Welcome to the Information Retrieval Project. This robust tool is designed for the retrieval of relevant information from a comprehensive dataset of Persian news articles. Leveraging boolean and ranked retrieval methods, it's an essential resource for those working in fields like natural language processing and information retrieval.

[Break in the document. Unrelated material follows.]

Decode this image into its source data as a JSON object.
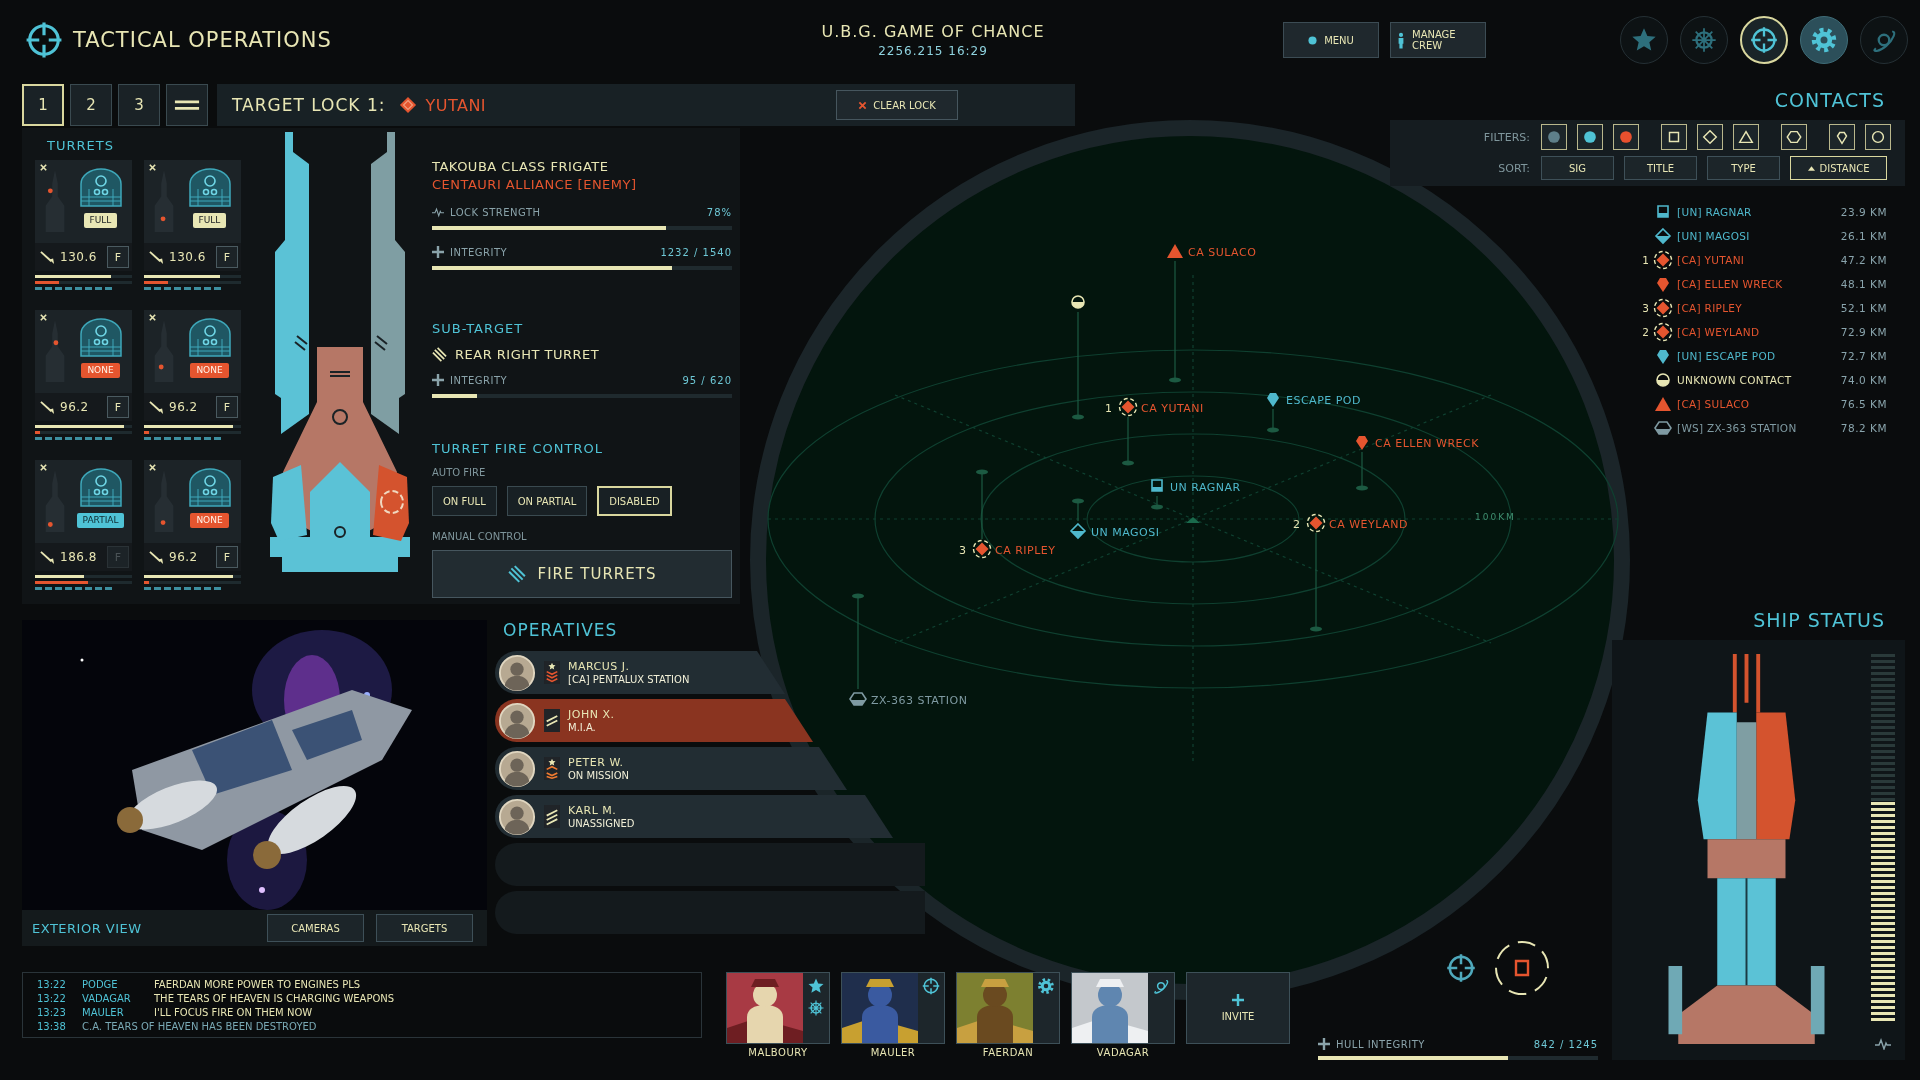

- Positional Index Implementation
- Boolean Retrieval
- Ranked Retrieval with Cosine and Jaccard Scoring
- Champion Lists for Efficient Searching
- Python 3.x
- Necessary Python Libraries
git clone [repository-url]
cd [repository-directory]
pip install -r requirements.txt
-
Load Documents: Start by loading your dataset of Persian news articles.
-
Preprocess Documents: Tokenize, stem, and remove stopwords to prepare the dataset for indexing.
-
Create Positional Index: Construct an index to efficiently locate words in documents.
-
Answering Query & Show Result: Perform boolean searches with phrases and NOT operators.
-
Cosine Score Calculation: Rank documents based on tf-idf and cosine similarity to the query.
-
Jaccard Score Calculation: Use Jaccard similarity for an alternate ranking method.
-
Create Champion Lists: Build lists to optimize retrieval by focusing on top-ranked documents.
-
Show Ranked Result: Display results in order of relevance, based on the chosen scoring method.